Deer Slayer's picture

Great tip. We have not yet

Great tip. We have not yet had that done with our deer meat yet. The amish guy that processes our meat has suggested to us that we try it though. He says that gives you some of the best tasting meat you will ever eat. I think this coming season we will try it. There are so many things you can have done with the meat. We have had burger, steaks, roasts, smoked sausage, kielbalsi, summer sausage, hot dogs, pepperoni sticks, jerky, snack sticks, and brine. All these are great tasting things. Thanks for sharing the tip.

ManOfTheFall's picture

I have heard this on many

I have heard this on many occasions. I have always heard it is so good and tender. My family has lived off venison since like 1996. I am definitely going to have to give this a try. I take my deer to an amish guy who does not get very much business. He does an excellent job and him and his wife have told me over and over again I need to try it. This year may be the year. Thanks for the tip.

hunter25's picture

Thanks for bringing this up

Thanks for bringing this up as we have not done it in years. Not sure why we got away from it but it used to be a great standby for us like you said. Always had some along camping or hunting trips.

My processing goes just like yours. Back straps and big pieces are steaks or roasts and everything else gets ground up. But I will be saving some now to try some canned meat again.

Thanks for the tip and reminder.

groovy mike's picture

Thanks for sharing your technique.

ArrowFlipper -  not getting your own deer back or even if you do having it contaminated by a grinder, or saw, or slicer not properly washed between deer is exactly the reason that I no longer have anyone else butcher my deer either.   

 Like you, I took hours and hours to butcher deer when I started, but now it is a much faster process.  Like you I save the tenderloin, back-strap, and a few big roasts from shoulder and hams to later be sliced into steaks (I just freeze them in pieces big enough to fit in gallon freezer bags).  Then I grind the rest.  I’ll have to try your canning recipe.  One of my sisters does that too but I have never tried canning it.  I can attest to the quality of the finished product since you have served it to me.  For anyone else here who wonders about the quality of the food resulting from Arrow-flipper’s recipe – don’t hesitate to give it a try!  Now I just have to acquire and learn how to use a pressure canner…..Thanks for sharing your technique.       


Rem2arms's picture

Of all the deer I've taken I

Of all the deer I've taken I have yet to have canned Venison but reading your tip it didnt sound hard to do so now I gotta try it myself , Thx for the tip !!

jaybe's picture

You guys definitely have to

You guys definitely have to try that recipe.
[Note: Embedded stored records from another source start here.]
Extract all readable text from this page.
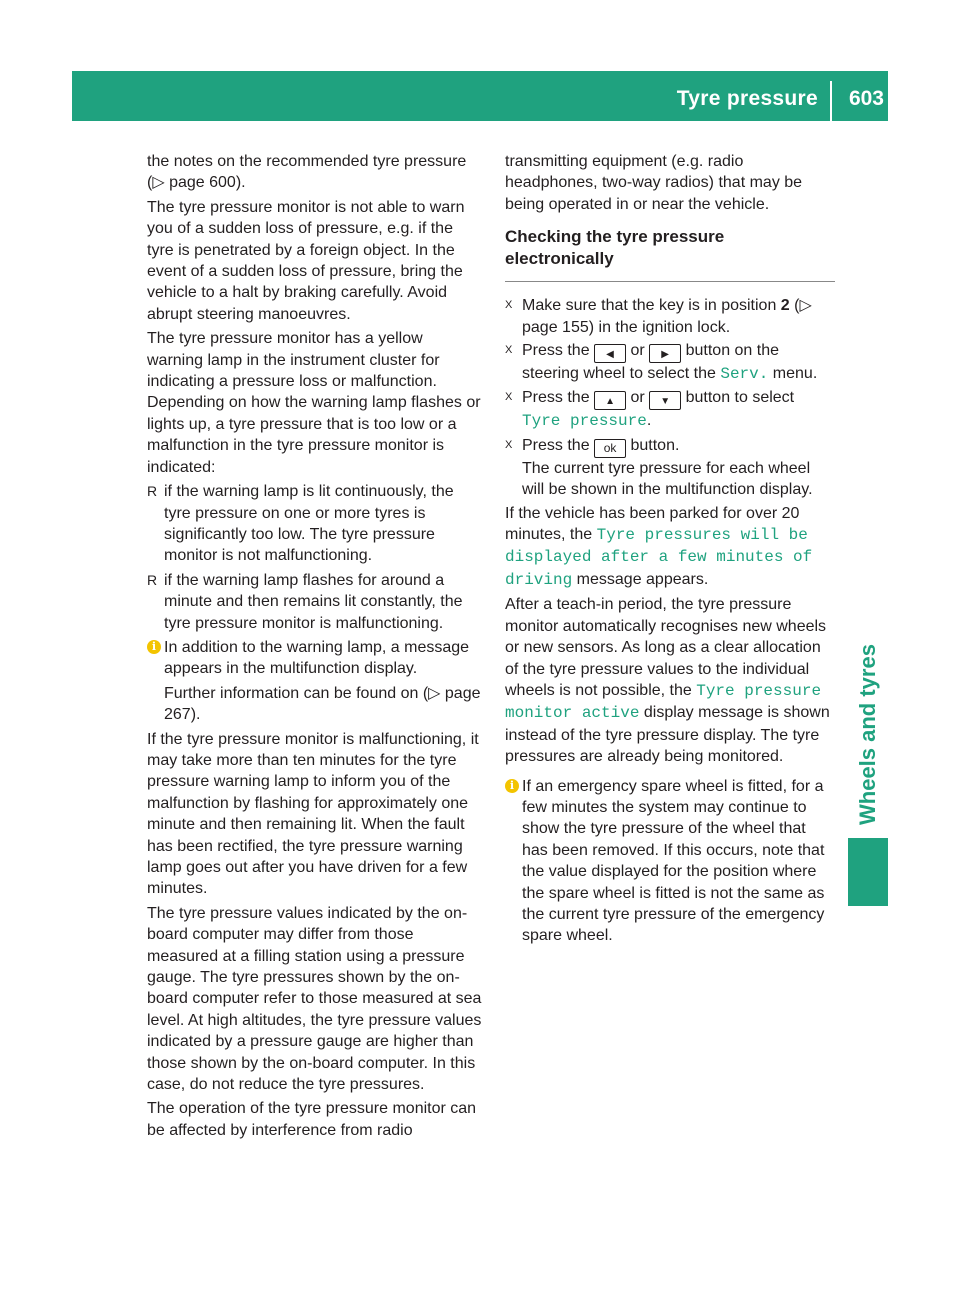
Tyre pressure 603
Wheels and tyres

the notes on the recommended tyre pressure (▷ page 600).

The tyre pressure monitor is not able to warn you of a sudden loss of pressure, e.g. if the tyre is penetrated by a foreign object. In the event of a sudden loss of pressure, bring the vehicle to a halt by braking carefully. Avoid abrupt steering manoeuvres.

The tyre pressure monitor has a yellow warning lamp in the instrument cluster for indicating a pressure loss or malfunction. Depending on how the warning lamp flashes or lights up, a tyre pressure that is too low or a malfunction in the tyre pressure monitor is indicated:

R if the warning lamp is lit continuously, the tyre pressure on one or more tyres is significantly too low. The tyre pressure monitor is not malfunctioning.
R if the warning lamp flashes for around a minute and then remains lit constantly, the tyre pressure monitor is malfunctioning.
i In addition to the warning lamp, a message appears in the multifunction display.

Further information can be found on (▷ page 267).

If the tyre pressure monitor is malfunctioning, it may take more than ten minutes for the tyre pressure warning lamp to inform you of the malfunction by flashing for approximately one minute and then remaining lit. When the fault has been rectified, the tyre pressure warning lamp goes out after you have driven for a few minutes.

The tyre pressure values indicated by the on-board computer may differ from those measured at a filling station using a pressure gauge. The tyre pressures shown by the on-board computer refer to those measured at sea level. At high altitudes, the tyre pressure values indicated by a pressure gauge are higher than those shown by the on-board computer. In this case, do not reduce the tyre pressures.

The operation of the tyre pressure monitor can be affected by interference from radio

transmitting equipment (e.g. radio headphones, two-way radios) that may be being operated in or near the vehicle.

Checking the tyre pressure electronically
X Make sure that the key is in position 2 (▷ page 155) in the ignition lock.
X Press the ◀ or ▶ button on the steering wheel to select the Serv. menu.
X Press the ▲ or ▼ button to select Tyre pressure.
X Press the ok button.
The current tyre pressure for each wheel will be shown in the multifunction display.

If the vehicle has been parked for over 20 minutes, the Tyre pressures will be displayed after a few minutes of driving message appears.

After a teach-in period, the tyre pressure monitor automatically recognises new wheels or new sensors. As long as a clear allocation of the tyre pressure values to the individual wheels is not possible, the Tyre pressure monitor active display message is shown instead of the tyre pressure display. The tyre pressures are already being monitored.

i If an emergency spare wheel is fitted, for a few minutes the system may continue to show the tyre pressure of the wheel that has been removed. If this occurs, note that the value displayed for the position where the spare wheel is fitted is not the same as the current tyre pressure of the emergency spare wheel.
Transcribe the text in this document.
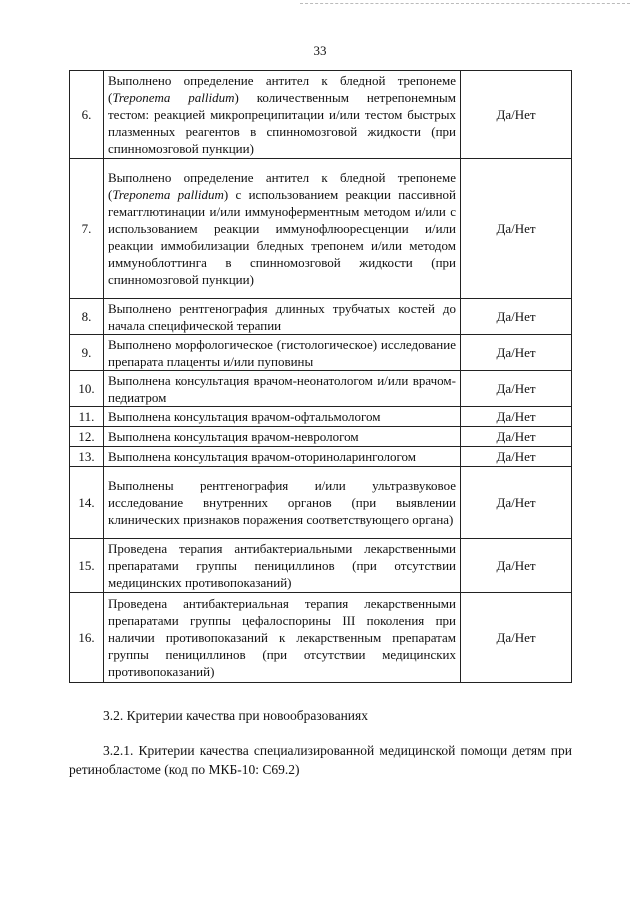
33
6.	Выполнено определение антител к бледной трепонеме (Treponema pallidum) количественным нетрепонемным тестом: реакцией микропреципитации и/или тестом быстрых плазменных реагентов в спинномозговой жидкости (при спинномозговой пункции)	Да/Нет
7.	Выполнено определение антител к бледной трепонеме (Treponema pallidum) с использованием реакции пассивной гемагглютинации и/или иммуноферментным методом и/или с использованием реакции иммунофлюоресценции и/или реакции иммобилизации бледных трепонем и/или методом иммуноблоттинга в спинномозговой жидкости (при спинномозговой пункции)	Да/Нет
8.	Выполнено рентгенография длинных трубчатых костей до начала специфической терапии	Да/Нет
9.	Выполнено морфологическое (гистологическое) исследование препарата плаценты и/или пуповины	Да/Нет
10.	Выполнена консультация врачом-неонатологом и/или врачом-педиатром	Да/Нет
11.	Выполнена консультация врачом-офтальмологом	Да/Нет
12.	Выполнена консультация врачом-неврологом	Да/Нет
13.	Выполнена консультация врачом-оториноларингологом	Да/Нет
14.	Выполнены рентгенография и/или ультразвуковое исследование внутренних органов (при выявлении клинических признаков поражения соответствующего органа)	Да/Нет
15.	Проведена терапия антибактериальными лекарственными препаратами группы пенициллинов (при отсутствии медицинских противопоказаний)	Да/Нет
16.	Проведена антибактериальная терапия лекарственными препаратами группы цефалоспорины III поколения при наличии противопоказаний к лекарственным препаратам группы пенициллинов (при отсутствии медицинских противопоказаний)	Да/Нет
3.2. Критерии качества при новообразованиях
3.2.1. Критерии качества специализированной медицинской помощи детям при ретинобластоме (код по МКБ-10: C69.2)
Canned venison is really great. The time that it takes to do the processing is more than made up for by the convenience that comes later when you open a jar. It can be used any number of ways like flipper said. It's quickly heated up in a pan or in the microwave.

You can also experiement with putting in some onion slices, red pepper flakes, garlic salt or whatever you think will go well with venison.
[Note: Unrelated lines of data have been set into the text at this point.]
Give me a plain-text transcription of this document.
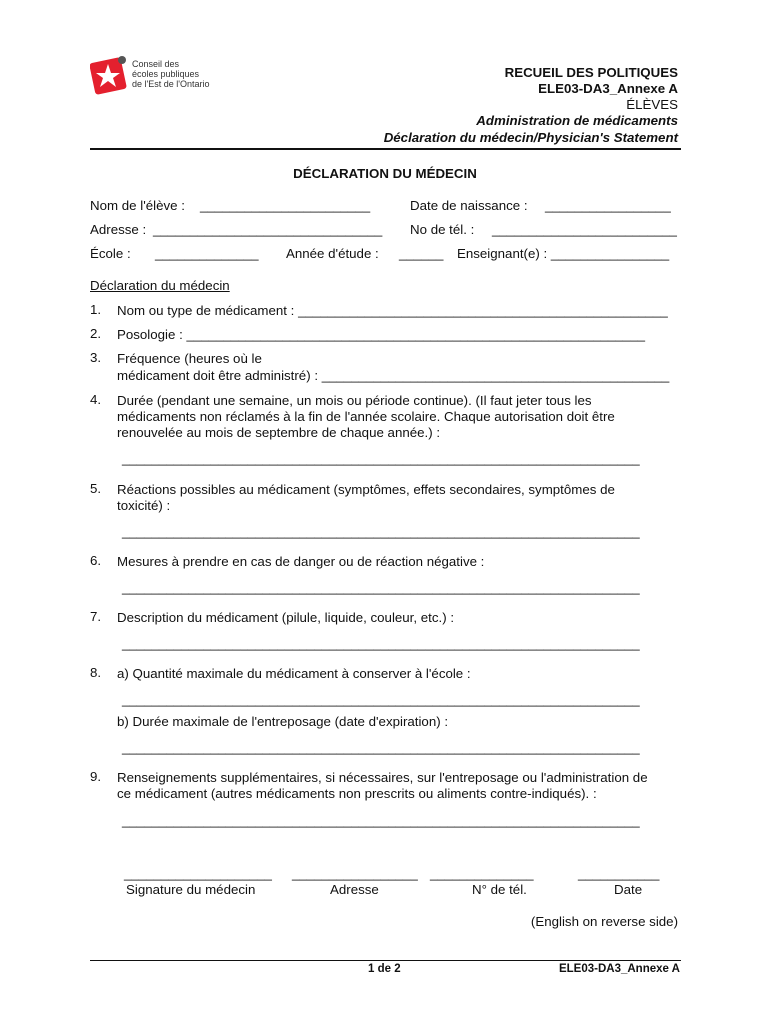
Conseil des
écoles publiques
de l'Est de l'Ontario
RECUEIL DES POLITIQUES
ELE03-DA3_Annexe A
ÉLÈVES
Administration de médicaments
Déclaration du médecin/Physician's Statement
DÉCLARATION DU MÉDECIN
Nom de l'élève : _______________________	Date de naissance : _________________
Adresse : _______________________________ No de tél. : _________________________
École : ______________ Année d'étude : ______ Enseignant(e) : ________________
Déclaration du médecin
1. Nom ou type de médicament : __________________________________________________
2. Posologie : ______________________________________________________________
3. Fréquence (heures où le
médicament doit être administré) : _______________________________________________
4. Durée (pendant une semaine, un mois ou période continue). (Il faut jeter tous les
médicaments non réclamés à la fin de l'année scolaire. Chaque autorisation doit être
renouvelée au mois de septembre de chaque année.) :
______________________________________________________________________
5. Réactions possibles au médicament (symptômes, effets secondaires, symptômes de
toxicité) :
______________________________________________________________________
6. Mesures à prendre en cas de danger ou de réaction négative :
______________________________________________________________________
7. Description du médicament (pilule, liquide, couleur, etc.) :
______________________________________________________________________
8. a) Quantité maximale du médicament à conserver à l'école :
______________________________________________________________________
b) Durée maximale de l'entreposage (date d'expiration) :
______________________________________________________________________
9. Renseignements supplémentaires, si nécessaires, sur l'entreposage ou l'administration de
ce médicament (autres médicaments non prescrits ou aliments contre-indiqués). :
______________________________________________________________________
____________________
Signature du médecin
_________________
Adresse
______________
N° de tél.
___________
Date
(English on reverse side)
1 de 2	ELE03-DA3_Annexe A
I used to can venison this way, but got away from it when my wife gave our pressure cooker to one of our daughters after our last child got married and moved out. Now I freeze everything after vacuum packing it in Food Saver bags. Everything comes off the bone in large pieces (muscle groups) and then is either cut into steaks or into smaller pieces for soup, stew or stir-frying when we are ready to use it.

Great tip. I hope a lot of people try it this year.